Milton Friedman, Economist, Nobel Prize Winner 1912-2006
"...a set of social institutions that stresses individual responsibility, that treats the individual ... as responsible for and to himself, will lead to a higher and more desirable moral climate."
Milton Friedman from an essay " Is Capitalism Humane? "
American born to immigrant parents a Nobel Prize winner in 1976 for Economics, Milton Friedman died on Thursday, November 16, 2006. He was 94 years old.
Friedman wrote more than a dozen books. He believed in the principles of Adam Smith, 18th century economist; Friedman always contended that individual freedom is more important than economic policy. Friedman was seen as candid and controvertible, and his economic theories were often attacked by John Kenneth Galbraith of Harvard University and many other conventional economists.
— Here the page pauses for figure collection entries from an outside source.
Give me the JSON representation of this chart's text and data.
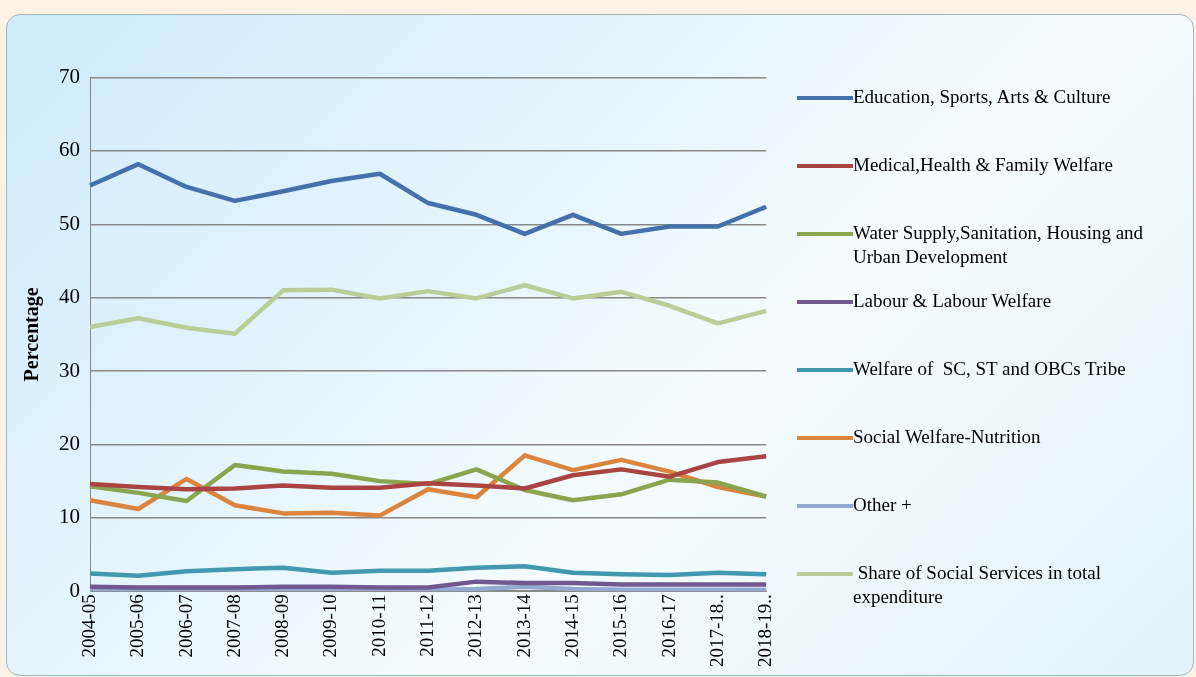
{
  "chart_data": {
    "type": "line",
    "ylabel": "Percentage",
    "categories": [
      "2004-05",
      "2005-06",
      "2006-07",
      "2007-08",
      "2008-09",
      "2009-10",
      "2010-11",
      "2011-12",
      "2012-13",
      "2013-14",
      "2014-15",
      "2015-16",
      "2016-17",
      "2017-18..",
      "2018-19.."
    ],
    "ylim": [
      0,
      70
    ],
    "yticks": [
      0,
      10,
      20,
      30,
      40,
      50,
      60,
      70
    ],
    "grid": "y",
    "legend": "right",
    "marker": "none",
    "line_style": "solid",
    "series": [
      {
        "name": "Education, Sports, Arts & Culture",
        "color": "#4470ab",
        "values": [
          55.3,
          58.2,
          55.1,
          53.2,
          54.5,
          55.9,
          56.9,
          52.9,
          51.3,
          48.7,
          51.3,
          48.7,
          49.7,
          49.7,
          52.4
        ]
      },
      {
        "name": "Medical,Health & Family Welfare",
        "color": "#aa4443",
        "values": [
          14.6,
          14.2,
          13.9,
          14.0,
          14.4,
          14.1,
          14.1,
          14.7,
          14.4,
          14.0,
          15.8,
          16.6,
          15.6,
          17.6,
          18.4
        ]
      },
      {
        "name": "Water Supply,Sanitation, Housing and Urban Development",
        "color": "#89a54e",
        "values": [
          14.3,
          13.4,
          12.3,
          17.2,
          16.3,
          16.0,
          15.0,
          14.6,
          16.6,
          13.8,
          12.4,
          13.2,
          15.2,
          14.8,
          12.9
        ]
      },
      {
        "name": "Labour & Labour Welfare",
        "color": "#71588f",
        "values": [
          0.6,
          0.5,
          0.5,
          0.5,
          0.6,
          0.6,
          0.5,
          0.5,
          1.3,
          1.1,
          1.1,
          0.9,
          0.9,
          0.9,
          0.9
        ]
      },
      {
        "name": "Welfare of  SC, ST and OBCs Tribe",
        "color": "#4198af",
        "values": [
          2.4,
          2.1,
          2.7,
          3.0,
          3.2,
          2.5,
          2.8,
          2.8,
          3.2,
          3.4,
          2.5,
          2.3,
          2.2,
          2.5,
          2.3
        ]
      },
      {
        "name": "Social Welfare-Nutrition",
        "color": "#db843d",
        "values": [
          12.4,
          11.2,
          15.3,
          11.7,
          10.6,
          10.7,
          10.3,
          13.9,
          12.8,
          18.5,
          16.5,
          17.9,
          16.3,
          14.2,
          12.9
        ]
      },
      {
        "name": "Other +",
        "color": "#93a9cf",
        "values": [
          0.2,
          0.2,
          0.2,
          0.2,
          0.3,
          0.3,
          0.3,
          0.2,
          0.3,
          0.6,
          0.3,
          0.2,
          0.2,
          0.2,
          0.2
        ]
      },
      {
        "name": " Share of Social Services in total expenditure",
        "color": "#b9cd96",
        "values": [
          36.0,
          37.2,
          35.9,
          35.1,
          41.0,
          41.1,
          39.9,
          40.9,
          39.9,
          41.7,
          39.9,
          40.8,
          38.9,
          36.5,
          38.2
        ]
      }
    ]
  }
}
Milton Friedman, also a recipient of the Presidential Medal of Freedom in 1988, has been described as a "public intellectual". His contributions to the field and study of economics-- macroeconomics, microeconomics, economic history and statistics was a proponent of the free market system, without government intervention, have influenced economic policy here in the United States as well as in other nations.
Friedman wrote a column for a national weekely news magazine, Newsweek magazine. During his career in the 1980s he even had a TV program on public television wherein he explained how the free market works. In the program he emphasized that capitalisms principles have proven to solve social and political problems where other systems have failed to competently address the same issues. The University of Chicago professor was the innovator of a school of economic and political thought that eventually became known as the Chicago school of economics. Friedman was a champion for individual freedom in economics and politics.
Most recently, Friedman, who is a graduate of Rutgers University, advocated, along with 500 other economists, the legalization of marijuana.